FOOD SAFETY FOR SHELL EGGS
Virginia has not yet identified cases related to the national egg recall, but as part of standard food safety precautions, consumers should always cook eggs thoroughly.
1. Keep eggs refrigerated at less than 45° F (less than 7° C) at all times.
2. Discard cracked or dirty eggs.
3. Wash hands, cooking utensils, and food preparation surfaces with soap and water after contact with raw eggs.
4. Cook eggs until both the white and the yolk are firm.
5. Eat eggs promptly after cooking.
6. Do not keep eggs warm or at room temperature for more than 2 hours.

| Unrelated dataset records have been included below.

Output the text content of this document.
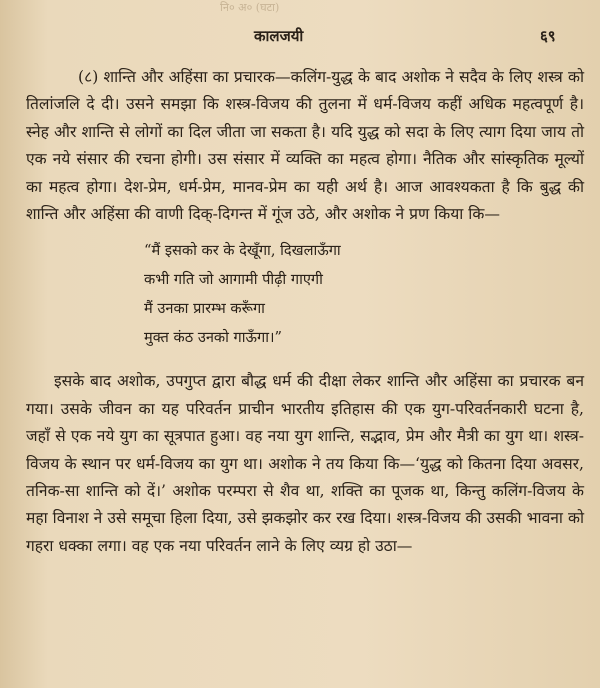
नि० अ० (घटा)
कालजयी	६९

(८) शान्ति और अहिंसा का प्रचारक—कलिंग-युद्ध के बाद अशोक ने सदैव के लिए शस्त्र को तिलांजलि दे दी। उसने समझा कि शस्त्र-विजय की तुलना में धर्म-विजय कहीं अधिक महत्वपूर्ण है। स्नेह और शान्ति से लोगों का दिल जीता जा सकता है। यदि युद्ध को सदा के लिए त्याग दिया जाय तो एक नये संसार की रचना होगी। उस संसार में व्यक्ति का महत्व होगा। नैतिक और सांस्कृतिक मूल्यों का महत्व होगा। देश-प्रेम, धर्म-प्रेम, मानव-प्रेम का यही अर्थ है। आज आवश्यकता है कि बुद्ध की शान्ति और अहिंसा की वाणी दिक्-दिगन्त में गूंज उठे, और अशोक ने प्रण किया कि—

“मैं इसको कर के देखूँगा, दिखलाऊँगा
कभी गति जो आगामी पीढ़ी गाएगी
मैं उनका प्रारम्भ करूँगा
मुक्त कंठ उनको गाऊँगा।”

इसके बाद अशोक, उपगुप्त द्वारा बौद्ध धर्म की दीक्षा लेकर शान्ति और अहिंसा का प्रचारक बन गया। उसके जीवन का यह परिवर्तन प्राचीन भारतीय इतिहास की एक युग-परिवर्तनकारी घटना है, जहाँ से एक नये युग का सूत्रपात हुआ। वह नया युग शान्ति, सद्भाव, प्रेम और मैत्री का युग था। शस्त्र-विजय के स्थान पर धर्म-विजय का युग था। अशोक ने तय किया कि—‘युद्ध को कितना दिया अवसर, तनिक-सा शान्ति को दें।’ अशोक परम्परा से शैव था, शक्ति का पूजक था, किन्तु कलिंग-विजय के महा विनाश ने उसे समूचा हिला दिया, उसे झकझोर कर रख दिया। शस्त्र-विजय की उसकी भावना को गहरा धक्का लगा। वह एक नया परिवर्तन लाने के लिए व्यग्र हो उठा—
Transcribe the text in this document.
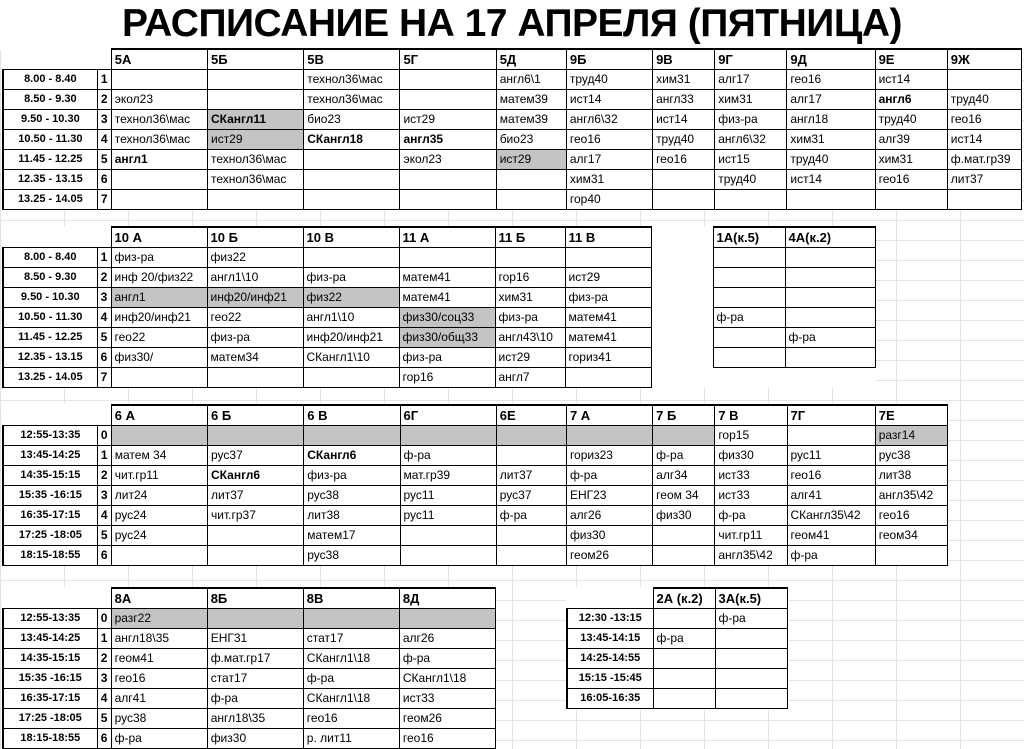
РАСПИСАНИЕ НА 17 АПРЕЛЯ (ПЯТНИЦА)
		5А	5Б	5В	5Г	5Д	9Б	9В	9Г	9Д	9Е	9Ж
8.00 - 8.40	1			технол36\мас		англ6\1	труд40	хим31	алг17	гео16	ист14	
8.50 - 9.30	2	экол23		технол36\мас		матем39	ист14	англ33	хим31	алг17	англ6	труд40
9.50 - 10.30	3	технол36\мас	СКангл11	био23	ист29	матем39	англ6\32	ист14	физ-ра	англ18	труд40	гео16
10.50 - 11.30	4	технол36\мас	ист29	СКангл18	англ35	био23	гео16	труд40	англ6\32	хим31	алг39	ист14
11.45 - 12.25	5	англ1	технол36\мас		экол23	ист29	алг17	гео16	ист15	труд40	хим31	ф.мат.гр39
12.35 - 13.15	6		технол36\мас				хим31		труд40	ист14	гео16	лит37
13.25 - 14.05	7						гор40					
		10 А	10 Б	10 В	11 А	11 Б	11 В		1А(к.5)	4А(к.2)
8.00 - 8.40	1	физ-ра	физ22							
8.50 - 9.30	2	инф 20/физ22	англ1\10	физ-ра	матем41	гор16	ист29			
9.50 - 10.30	3	англ1	инф20/инф21	физ22	матем41	хим31	физ-ра			
10.50 - 11.30	4	инф20/инф21	гео22	англ1\10	физ30/соц33	физ-ра	матем41		ф-ра	
11.45 - 12.25	5	гео22	физ-ра	инф20/инф21	физ30/общ33	англ43\10	матем41			ф-ра
12.35 - 13.15	6	физ30/	матем34	СКангл1\10	физ-ра	ист29	гориз41			
13.25 - 14.05	7				гор16	англ7				
		6 А	6 Б	6 В	6Г	6Е	7 А	7 Б	7 В	7Г	7Е
12:55-13:35	0								гор15		разг14
13:45-14:25	1	матем 34	рус37	СКангл6	ф-ра		гориз23	ф-ра	физ30	рус11	рус38
14:35-15:15	2	чит.гр11	СКангл6	физ-ра	мат.гр39	лит37	ф-ра	алг34	ист33	гео16	лит38
15:35 -16:15	3	лит24	лит37	рус38	рус11	рус37	ЕНГ23	геом 34	ист33	алг41	англ35\42
16:35-17:15	4	рус24	чит.гр37	лит38	рус11	ф-ра	алг26	физ30	ф-ра	СКангл35\42	гео16
17:25 -18:05	5	рус24		матем17			физ30		чит.гр11	геом41	геом34
18:15-18:55	6			рус38			геом26		англ35\42	ф-ра	
		8А	8Б	8В	8Д
12:55-13:35	0	разг22			
13:45-14:25	1	англ18\35	ЕНГ31	стат17	алг26
14:35-15:15	2	геом41	ф.мат.гр17	СКангл1\18	ф-ра
15:35 -16:15	3	гео16	стат17	ф-ра	СКангл1\18
16:35-17:15	4	алг41	ф-ра	СКангл1\18	ист33
17:25 -18:05	5	рус38	англ18\35	гео16	геом26
18:15-18:55	6	ф-ра	физ30	р. лит11	гео16
	2А (к.2)	3А(к.5)
12:30 -13:15		ф-ра
13:45-14:15	ф-ра	
14:25-14:55		
15:15 -15:45		
16:05-16:35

7. Refrigerate unused or leftover egg-containing foods promptly.
8. Avoid eating raw eggs.
9. Avoid restaurant dishes made with raw or undercooked, unpasteurized eggs. Restaurants should use pasteurized eggs in any recipe (such as Hollandaise sauce or Caesar salad dressing) that calls for raw eggs.
10. Avoid consumption of raw or undercooked, especially by young children, elderly persons, and persons with weakened immune systems or debilitating illness.
Thorough cooking is an important step in making sure eggs are safe.
Scrambled eggs: Cook until firm, not runny.
Fried, poached, boiled, or baked: Cook until both the white and the yolk are firm.
Egg mixtures, such as casseroles: Cook until the center of the mixture reaches 160 °F when measured with a food thermometer.
Egg Recipes: Playing It Safe
Homemade ice cream and eggnog are safe if you do one of the following:
- Use a cooked egg-milk mixture. Heat it gently and use a food thermometer to ensure that it reaches 160 °F.
- Use pasteurized eggs or egg products.
Dry meringue shells, divinity candy, and 7-minute frosting are safe — these are made by combining hot sugar syrup with beaten egg whites. However, avoid icing recipes using uncooked eggs or egg whites.
Meringue-topped pies should be safe if baked at 350 °F for about 15 minutes. But avoid chiffon pies and fruit whips made with raw, beaten egg whites — instead, substitute pasteurized dried egg whites, whipped cream, or a whipped topping.
Adapting Recipes: If your recipe calls for uncooked eggs, make it safe by doing one of the following:
- Heating the eggs in one of the recipe’s other liquid ingredients over low heat, stirring constantly, until the mixture reaches 160 °F. Then, combine it with the other ingredients and complete the recipe.
- Or use pasteurized eggs or egg products.
Using pasteurized eggs or egg products.
Note: Egg products, such as liquid or frozen egg substitute, are pasteurized, so it’s safe to use them in recipes that will be not be cooked. However, it’s best to use egg products in a recipe that will be cooked, especially if you are serving pregnant women, babies, young children, older adults, and people with weakened immune systems.